AVOID FRAUD CHARGES WITH BULLETPROOF DOCUMENTATION

HHA pays millions in OIG settlement focusing on record-keeping.

In the world of the home health prospective payment system, the old maxim "if it's not documented, it's not done" is more relevant than ever.

And that truism seems to have cost Edina, MN-based home care chain Intrepid USA $8 million. Intrepid spent that much and entered a five-year integrity agreement to settle charges from the HHS Office of Inspector General that it committed a number of documentation-related sins, according to the OIG's latest semiannual report.

The feds alleged that Intrepid and affiliated entities submitted false claims to Medicare, Medicaid, TRICARE and CHAMPUS between February 1997 and October 2004. The claims were for home health services that were not provided by a qualified person, lacked physician orders and plans of care, lacked sufficient documentation of the patient's homebound status, lacked an Outcome Assessment and Information Set evaluation, and/or were improperly coded, the OIG says.

And the government alleged that during January 2002 through June 2003, Intrepid submitted claims to Medicaid for home health services that were not provided.

Intrepid didn't respond to inquiries for this story.

Documentation Review The New Audit

This case "is a perfect example of the growing trend of the government to scrutinize documentation," notes attorney Marie Berliner with Lambeth & Berliner in Austin, TX.

"Twenty years ago, the home health community saw reductions in payments through cost reporting audits and periodic payment reconciliation," Berliner recalls. "Now that home health services are paid under [PPS] where there is less room for interpretation, the emphasis has shifted to the underlying documentation requirements needed to support HHA claims."

Those requirements span a huge array of items--"physician orders to coding issues and everything in between," Berliner stresses.

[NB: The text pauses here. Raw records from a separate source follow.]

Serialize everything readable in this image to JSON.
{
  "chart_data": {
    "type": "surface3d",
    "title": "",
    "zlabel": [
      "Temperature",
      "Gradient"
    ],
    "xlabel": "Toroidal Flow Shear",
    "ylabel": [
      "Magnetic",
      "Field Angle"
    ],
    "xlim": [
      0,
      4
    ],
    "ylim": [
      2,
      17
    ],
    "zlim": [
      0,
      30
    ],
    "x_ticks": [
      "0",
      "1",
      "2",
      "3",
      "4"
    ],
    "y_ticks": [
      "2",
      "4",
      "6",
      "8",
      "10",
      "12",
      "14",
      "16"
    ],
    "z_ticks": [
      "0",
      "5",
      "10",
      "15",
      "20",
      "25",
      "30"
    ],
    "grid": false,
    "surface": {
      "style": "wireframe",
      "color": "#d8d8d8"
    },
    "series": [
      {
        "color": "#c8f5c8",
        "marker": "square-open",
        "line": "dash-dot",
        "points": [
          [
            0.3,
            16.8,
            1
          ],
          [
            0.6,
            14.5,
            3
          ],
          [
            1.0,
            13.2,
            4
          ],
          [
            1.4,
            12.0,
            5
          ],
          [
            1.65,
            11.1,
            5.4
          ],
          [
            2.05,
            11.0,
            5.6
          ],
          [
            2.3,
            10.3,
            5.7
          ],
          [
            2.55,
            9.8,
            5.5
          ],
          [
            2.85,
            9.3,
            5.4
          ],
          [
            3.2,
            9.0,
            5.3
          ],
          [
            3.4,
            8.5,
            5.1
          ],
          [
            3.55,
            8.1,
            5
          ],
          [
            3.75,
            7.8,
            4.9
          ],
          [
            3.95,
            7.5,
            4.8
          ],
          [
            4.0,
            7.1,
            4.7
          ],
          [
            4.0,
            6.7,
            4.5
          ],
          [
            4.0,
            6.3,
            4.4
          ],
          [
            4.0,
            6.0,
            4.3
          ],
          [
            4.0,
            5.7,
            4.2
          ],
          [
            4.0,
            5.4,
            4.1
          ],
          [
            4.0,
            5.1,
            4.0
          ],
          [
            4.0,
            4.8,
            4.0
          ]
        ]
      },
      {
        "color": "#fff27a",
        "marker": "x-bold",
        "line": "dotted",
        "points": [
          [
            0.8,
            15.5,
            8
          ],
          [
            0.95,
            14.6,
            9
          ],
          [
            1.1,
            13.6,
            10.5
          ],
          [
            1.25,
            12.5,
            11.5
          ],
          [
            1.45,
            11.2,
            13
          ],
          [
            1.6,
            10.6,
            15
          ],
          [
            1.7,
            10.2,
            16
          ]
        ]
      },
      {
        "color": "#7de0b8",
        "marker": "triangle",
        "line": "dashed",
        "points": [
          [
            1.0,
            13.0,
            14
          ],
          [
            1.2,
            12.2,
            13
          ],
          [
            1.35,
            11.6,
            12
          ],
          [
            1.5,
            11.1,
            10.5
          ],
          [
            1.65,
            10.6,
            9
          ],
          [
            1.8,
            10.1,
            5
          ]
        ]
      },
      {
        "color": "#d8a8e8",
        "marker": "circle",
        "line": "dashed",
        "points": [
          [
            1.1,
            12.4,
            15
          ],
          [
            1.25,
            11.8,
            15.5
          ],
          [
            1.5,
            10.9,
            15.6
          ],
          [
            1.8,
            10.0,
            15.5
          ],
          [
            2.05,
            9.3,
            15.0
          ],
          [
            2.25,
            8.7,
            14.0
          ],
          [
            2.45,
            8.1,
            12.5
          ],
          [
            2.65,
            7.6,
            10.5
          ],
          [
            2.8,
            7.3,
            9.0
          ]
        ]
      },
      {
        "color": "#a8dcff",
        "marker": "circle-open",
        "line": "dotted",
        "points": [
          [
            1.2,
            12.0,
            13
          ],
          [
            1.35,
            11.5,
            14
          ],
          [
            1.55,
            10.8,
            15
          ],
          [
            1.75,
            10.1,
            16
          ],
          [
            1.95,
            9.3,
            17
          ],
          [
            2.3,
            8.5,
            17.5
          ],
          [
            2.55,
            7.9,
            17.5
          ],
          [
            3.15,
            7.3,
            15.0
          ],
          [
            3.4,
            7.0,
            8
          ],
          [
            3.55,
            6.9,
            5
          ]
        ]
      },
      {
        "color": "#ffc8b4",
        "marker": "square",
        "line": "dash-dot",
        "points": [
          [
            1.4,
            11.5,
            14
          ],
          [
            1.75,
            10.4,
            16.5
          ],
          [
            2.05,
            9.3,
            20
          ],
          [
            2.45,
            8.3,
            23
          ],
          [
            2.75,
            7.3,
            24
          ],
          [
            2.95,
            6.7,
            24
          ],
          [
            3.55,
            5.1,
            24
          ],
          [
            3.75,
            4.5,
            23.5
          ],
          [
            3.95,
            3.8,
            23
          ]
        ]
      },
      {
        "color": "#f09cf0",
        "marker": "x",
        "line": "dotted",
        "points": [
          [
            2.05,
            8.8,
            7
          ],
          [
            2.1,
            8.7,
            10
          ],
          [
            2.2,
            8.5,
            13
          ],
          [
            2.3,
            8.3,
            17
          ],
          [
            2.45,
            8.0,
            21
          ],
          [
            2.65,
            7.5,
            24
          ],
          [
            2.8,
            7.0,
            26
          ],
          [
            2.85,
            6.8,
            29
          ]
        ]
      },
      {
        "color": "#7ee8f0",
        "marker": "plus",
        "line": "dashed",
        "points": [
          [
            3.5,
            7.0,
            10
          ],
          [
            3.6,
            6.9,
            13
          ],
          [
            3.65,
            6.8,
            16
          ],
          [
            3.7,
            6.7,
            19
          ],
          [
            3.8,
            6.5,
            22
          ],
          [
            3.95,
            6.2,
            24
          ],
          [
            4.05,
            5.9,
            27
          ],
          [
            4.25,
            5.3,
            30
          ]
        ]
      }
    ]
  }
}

This settlement highlights "the importance of properly creating and maintaining documentation," notes attorney Robert Markette, Jr. with Gilliland & Caudill in Indianapolis. Scrutiny of documentation problems can start in payor recoupments and quickly progress to survey problems, Markette warns.

Other topics in the semiannual report include:

A former Louisiana HHA owner was sentenced to 27 months in prison and ordered to pay $2 million in restitution and a $50,000 fine for defrauding Medicare. As part of the scheme, he diverted employees' pension funds and bonuses paid by Medicare for his own personal use--including payments for lawn services at his home and for personal travel expenses.

The OIG continues to push its recommendation that the Centers for Medicare & Medicaid Services require physicians to examine patients before prescribing home care services for them.

The OIG reported total fiscal year 2005 savings and expected recoveries of nearly $35.4 billion, more than doubling savings and recoveries since FY 2000. The agency also reported exclusions of 3,806 individuals and entities for fraud or abuse, 537 criminal actions and 262 civil actions.

Note: The OIG report is at
www.oig.hhs.gov/publications/docs/semiannual/2005/SemiannualFall05.pdf.